La Rolex GMT-Master II référence 126710BLRO, surnommée « Pepsi » pour sa lunette rouge et bleue en céramique, se retrouve aujourd’hui au centre d’une spéculation inédite dans le monde de l’horlogerie haut de gamme.
À deux semaines de Watches and Wonders Geneva 2026 — le rendez-vous annuel où la marque genevoise actualise traditionnellement son catalogue, prévu du 14 au 20 avril — tous les indicateurs sont au rouge.
Les stocks ont disparu chez les distributeurs officiels, les prix flambent sur le marché parallèle, et la machine spéculative s’emballe. Une dynamique qui transforme littéralement une montre sportive en acier en véritable actif financier.
Au Royaume-Uni, le tarif catalogue atteint £10 080. Pourtant, fin mars, les transactions sur le marché secondaire dépassaient fréquemment £25 000, tandis que certains exemplaires neufs s’affichaient entre £30 000 et £45 000 sur des plateformes spécialisées comme Chrono24.

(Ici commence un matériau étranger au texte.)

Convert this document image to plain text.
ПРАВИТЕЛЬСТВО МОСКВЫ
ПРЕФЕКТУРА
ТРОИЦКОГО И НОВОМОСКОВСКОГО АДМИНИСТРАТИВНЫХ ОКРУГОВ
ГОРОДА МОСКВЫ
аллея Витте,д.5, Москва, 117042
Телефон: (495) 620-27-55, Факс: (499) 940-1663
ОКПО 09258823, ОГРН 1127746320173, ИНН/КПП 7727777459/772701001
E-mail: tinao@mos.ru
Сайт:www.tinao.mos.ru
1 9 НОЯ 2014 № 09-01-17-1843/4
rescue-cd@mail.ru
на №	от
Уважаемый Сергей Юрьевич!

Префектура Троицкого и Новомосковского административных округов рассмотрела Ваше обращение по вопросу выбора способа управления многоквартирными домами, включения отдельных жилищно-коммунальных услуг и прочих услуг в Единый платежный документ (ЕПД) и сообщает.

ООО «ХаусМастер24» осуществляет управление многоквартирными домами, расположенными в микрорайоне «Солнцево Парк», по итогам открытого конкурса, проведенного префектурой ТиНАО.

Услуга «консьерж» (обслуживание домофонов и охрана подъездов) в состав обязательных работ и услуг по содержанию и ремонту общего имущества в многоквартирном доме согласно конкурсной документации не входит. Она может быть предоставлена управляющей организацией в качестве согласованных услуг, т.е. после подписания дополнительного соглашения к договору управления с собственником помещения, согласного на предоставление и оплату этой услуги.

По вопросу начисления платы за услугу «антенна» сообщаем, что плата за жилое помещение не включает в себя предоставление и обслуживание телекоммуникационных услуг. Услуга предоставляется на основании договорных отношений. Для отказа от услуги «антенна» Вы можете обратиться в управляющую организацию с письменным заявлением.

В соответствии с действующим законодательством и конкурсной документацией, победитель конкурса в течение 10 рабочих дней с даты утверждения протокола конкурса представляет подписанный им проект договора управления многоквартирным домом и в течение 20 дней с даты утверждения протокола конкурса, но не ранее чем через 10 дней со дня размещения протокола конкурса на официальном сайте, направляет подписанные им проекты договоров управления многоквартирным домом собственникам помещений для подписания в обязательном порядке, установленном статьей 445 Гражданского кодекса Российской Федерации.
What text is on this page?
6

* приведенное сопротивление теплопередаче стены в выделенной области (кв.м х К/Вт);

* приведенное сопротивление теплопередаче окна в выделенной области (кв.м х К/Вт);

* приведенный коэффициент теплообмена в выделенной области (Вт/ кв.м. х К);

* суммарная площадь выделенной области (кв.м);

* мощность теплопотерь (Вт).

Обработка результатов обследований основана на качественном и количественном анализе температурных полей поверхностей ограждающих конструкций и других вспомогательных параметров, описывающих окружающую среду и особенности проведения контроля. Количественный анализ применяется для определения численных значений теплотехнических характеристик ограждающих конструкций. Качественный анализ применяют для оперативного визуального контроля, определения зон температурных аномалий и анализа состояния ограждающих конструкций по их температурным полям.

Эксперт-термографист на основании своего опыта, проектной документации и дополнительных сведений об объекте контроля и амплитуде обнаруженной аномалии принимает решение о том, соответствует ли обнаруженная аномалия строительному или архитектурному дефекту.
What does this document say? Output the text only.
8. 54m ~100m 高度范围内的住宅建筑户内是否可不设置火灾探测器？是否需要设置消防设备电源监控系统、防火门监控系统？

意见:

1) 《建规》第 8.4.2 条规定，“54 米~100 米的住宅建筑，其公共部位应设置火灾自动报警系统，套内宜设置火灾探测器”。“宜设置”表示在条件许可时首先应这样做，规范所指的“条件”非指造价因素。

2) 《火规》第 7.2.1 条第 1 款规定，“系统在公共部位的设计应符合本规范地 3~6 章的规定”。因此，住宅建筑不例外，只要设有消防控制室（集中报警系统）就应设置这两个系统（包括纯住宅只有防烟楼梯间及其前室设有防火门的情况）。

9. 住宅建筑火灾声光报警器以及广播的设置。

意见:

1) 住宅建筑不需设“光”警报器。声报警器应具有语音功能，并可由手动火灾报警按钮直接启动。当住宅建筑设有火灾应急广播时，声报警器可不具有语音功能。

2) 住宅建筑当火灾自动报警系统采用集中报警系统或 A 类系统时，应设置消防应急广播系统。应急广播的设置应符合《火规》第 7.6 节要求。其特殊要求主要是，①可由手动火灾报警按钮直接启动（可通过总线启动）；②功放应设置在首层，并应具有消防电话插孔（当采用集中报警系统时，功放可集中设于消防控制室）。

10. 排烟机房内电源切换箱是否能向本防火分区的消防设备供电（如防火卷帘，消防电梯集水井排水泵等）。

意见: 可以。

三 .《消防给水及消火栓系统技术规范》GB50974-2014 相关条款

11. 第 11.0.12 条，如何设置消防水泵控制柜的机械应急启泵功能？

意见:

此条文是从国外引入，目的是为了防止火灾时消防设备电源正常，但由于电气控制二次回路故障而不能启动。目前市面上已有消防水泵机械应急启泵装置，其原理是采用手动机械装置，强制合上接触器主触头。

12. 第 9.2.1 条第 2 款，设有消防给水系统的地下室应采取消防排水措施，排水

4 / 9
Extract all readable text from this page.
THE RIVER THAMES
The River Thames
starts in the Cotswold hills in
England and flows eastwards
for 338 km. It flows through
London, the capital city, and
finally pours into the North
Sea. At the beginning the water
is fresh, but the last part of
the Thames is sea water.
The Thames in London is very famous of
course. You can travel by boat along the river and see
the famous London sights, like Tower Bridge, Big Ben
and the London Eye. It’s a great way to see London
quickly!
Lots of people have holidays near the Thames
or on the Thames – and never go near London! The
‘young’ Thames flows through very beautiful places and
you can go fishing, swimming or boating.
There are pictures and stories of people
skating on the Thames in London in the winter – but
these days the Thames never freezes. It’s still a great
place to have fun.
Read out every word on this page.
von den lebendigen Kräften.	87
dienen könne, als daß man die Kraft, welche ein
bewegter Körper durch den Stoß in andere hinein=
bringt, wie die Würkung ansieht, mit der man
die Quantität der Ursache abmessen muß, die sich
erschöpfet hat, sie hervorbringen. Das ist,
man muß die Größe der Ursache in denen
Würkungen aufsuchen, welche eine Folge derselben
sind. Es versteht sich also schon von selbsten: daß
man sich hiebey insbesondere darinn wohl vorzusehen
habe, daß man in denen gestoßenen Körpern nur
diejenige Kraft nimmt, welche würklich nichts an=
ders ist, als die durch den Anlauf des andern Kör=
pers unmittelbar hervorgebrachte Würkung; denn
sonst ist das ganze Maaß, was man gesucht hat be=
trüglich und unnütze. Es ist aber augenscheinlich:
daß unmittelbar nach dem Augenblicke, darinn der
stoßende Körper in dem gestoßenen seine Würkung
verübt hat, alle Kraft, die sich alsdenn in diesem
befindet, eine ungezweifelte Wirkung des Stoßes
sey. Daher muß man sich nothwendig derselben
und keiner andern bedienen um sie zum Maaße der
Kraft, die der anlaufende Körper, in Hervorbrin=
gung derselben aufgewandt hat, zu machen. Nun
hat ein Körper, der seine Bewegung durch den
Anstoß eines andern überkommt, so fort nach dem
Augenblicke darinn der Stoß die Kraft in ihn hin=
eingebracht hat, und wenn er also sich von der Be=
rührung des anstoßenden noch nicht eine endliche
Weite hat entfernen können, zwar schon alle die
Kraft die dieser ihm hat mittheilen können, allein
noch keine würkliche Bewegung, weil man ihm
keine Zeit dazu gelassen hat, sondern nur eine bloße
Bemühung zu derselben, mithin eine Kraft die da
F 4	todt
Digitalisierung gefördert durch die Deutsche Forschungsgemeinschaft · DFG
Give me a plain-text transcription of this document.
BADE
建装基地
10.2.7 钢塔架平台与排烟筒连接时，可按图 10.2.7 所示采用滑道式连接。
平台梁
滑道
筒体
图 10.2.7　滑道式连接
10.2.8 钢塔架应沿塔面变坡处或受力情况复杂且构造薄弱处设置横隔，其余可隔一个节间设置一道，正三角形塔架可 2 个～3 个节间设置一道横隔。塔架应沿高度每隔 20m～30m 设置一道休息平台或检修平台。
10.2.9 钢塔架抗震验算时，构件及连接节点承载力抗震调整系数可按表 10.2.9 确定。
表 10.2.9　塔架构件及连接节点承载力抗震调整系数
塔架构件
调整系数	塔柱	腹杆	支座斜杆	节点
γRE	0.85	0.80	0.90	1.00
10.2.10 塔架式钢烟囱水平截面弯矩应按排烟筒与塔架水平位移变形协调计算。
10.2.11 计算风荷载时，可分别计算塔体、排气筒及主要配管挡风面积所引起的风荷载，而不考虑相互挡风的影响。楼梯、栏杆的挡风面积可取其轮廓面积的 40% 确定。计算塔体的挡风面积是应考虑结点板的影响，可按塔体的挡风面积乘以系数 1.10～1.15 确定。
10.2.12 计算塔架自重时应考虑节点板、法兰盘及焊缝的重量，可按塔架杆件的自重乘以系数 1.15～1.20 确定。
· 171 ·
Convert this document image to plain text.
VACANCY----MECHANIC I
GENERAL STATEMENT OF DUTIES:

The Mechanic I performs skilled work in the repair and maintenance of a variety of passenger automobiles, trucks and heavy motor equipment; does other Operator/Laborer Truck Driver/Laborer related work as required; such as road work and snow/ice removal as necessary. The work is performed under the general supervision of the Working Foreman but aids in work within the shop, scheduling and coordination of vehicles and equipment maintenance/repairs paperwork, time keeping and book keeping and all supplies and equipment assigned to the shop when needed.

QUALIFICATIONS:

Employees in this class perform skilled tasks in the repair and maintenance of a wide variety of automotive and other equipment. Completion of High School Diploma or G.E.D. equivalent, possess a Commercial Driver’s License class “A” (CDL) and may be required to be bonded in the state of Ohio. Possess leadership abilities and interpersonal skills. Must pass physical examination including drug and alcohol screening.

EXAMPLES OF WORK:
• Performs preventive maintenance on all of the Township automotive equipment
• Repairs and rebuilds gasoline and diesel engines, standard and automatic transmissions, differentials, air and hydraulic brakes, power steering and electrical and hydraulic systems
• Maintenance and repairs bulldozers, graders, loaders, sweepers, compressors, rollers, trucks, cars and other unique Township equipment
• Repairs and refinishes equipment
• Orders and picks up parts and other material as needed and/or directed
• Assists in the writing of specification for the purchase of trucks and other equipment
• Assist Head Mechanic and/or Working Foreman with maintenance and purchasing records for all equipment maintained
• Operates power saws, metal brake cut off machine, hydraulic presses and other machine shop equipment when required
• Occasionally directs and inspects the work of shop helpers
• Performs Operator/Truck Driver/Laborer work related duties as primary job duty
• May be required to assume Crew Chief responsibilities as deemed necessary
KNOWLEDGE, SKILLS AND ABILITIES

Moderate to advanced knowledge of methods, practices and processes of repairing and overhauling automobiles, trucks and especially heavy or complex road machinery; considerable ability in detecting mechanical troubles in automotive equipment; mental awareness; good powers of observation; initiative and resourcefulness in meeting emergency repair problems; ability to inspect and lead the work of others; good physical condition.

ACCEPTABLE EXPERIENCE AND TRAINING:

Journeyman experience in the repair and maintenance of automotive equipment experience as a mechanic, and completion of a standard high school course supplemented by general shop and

Un problème de fabrication, pas de tendance
Cette envolée reflète une surcote vertigineuse de 200 à 350 % pour une montre récente. D’après plusieurs sources du secteur citées par la chaîne « Luxe Pulse », les requêtes d’achat sur Chrono24 ont bondi de plus de 500 % par rapport à la moyenne de 2025, uniquement durant la première semaine de mars. Bloomberg rapporte, pour sa part, des hausses nocturnes allant jusqu’à 3 000 dollars.
À l’origine de cette frénésie, une rumeur persistante évoquant la fin de production imminente du modèle, potentiellement annoncée à Watches and Wonders. Si Rolex garde le silence, certains éléments accréditent cette hypothèse.
En effet, fabriquer la lunette bicolore rouge-bleu en céramique Cerachrom est extrêmement difficile. La transition nette entre les deux couleurs lors de la cuisson est si complexe que certaines sources parlent d’un taux de rebut catastrophique de seulement 1 pièce utilisable sur 15 produites.
Le précédent “Hulk” et le risque de surchauffe
Pour pallier ce problème structurel, Rolex peut compter sur un brevet déposé en 2022 pour un procédé céramique bicolore rouge et noir, techniquement plus stable et offrant une qualité constante, prélude probable au retour du légendaire modèle « Coke ».
Pour les collectionneurs, le risque est contre-intuitif, car le prix maximum d’une montre discontinuée est souvent atteint avant l’annonce officielle, pas après. La Submariner « Hulk » en est l’exemple parfait.
Quand Rolex a annoncé sa discontinuation en 2020, les prix ont immédiatement explosé sur le marché secondaire. La panique s’est installée, les acheteurs se sont précipités par peur de rater l’occasion. Mécaniquement, les prix ont continué à grimper pendant des mois, portés par la certitude qu’aucun nouveau stock n’arriverait plus jamais.
Reste que ceux qui ont acheté au sommet de cette frénésie — quand l’hystérie collective était à son maximum — se sont retrouvés avec une montre payée au prix fort, dont la valeur a ensuite stagné, voire reculé, une fois l’euphorie retombée et le marché saturé d’exemplaires remis en vente par des spéculateurs déçus.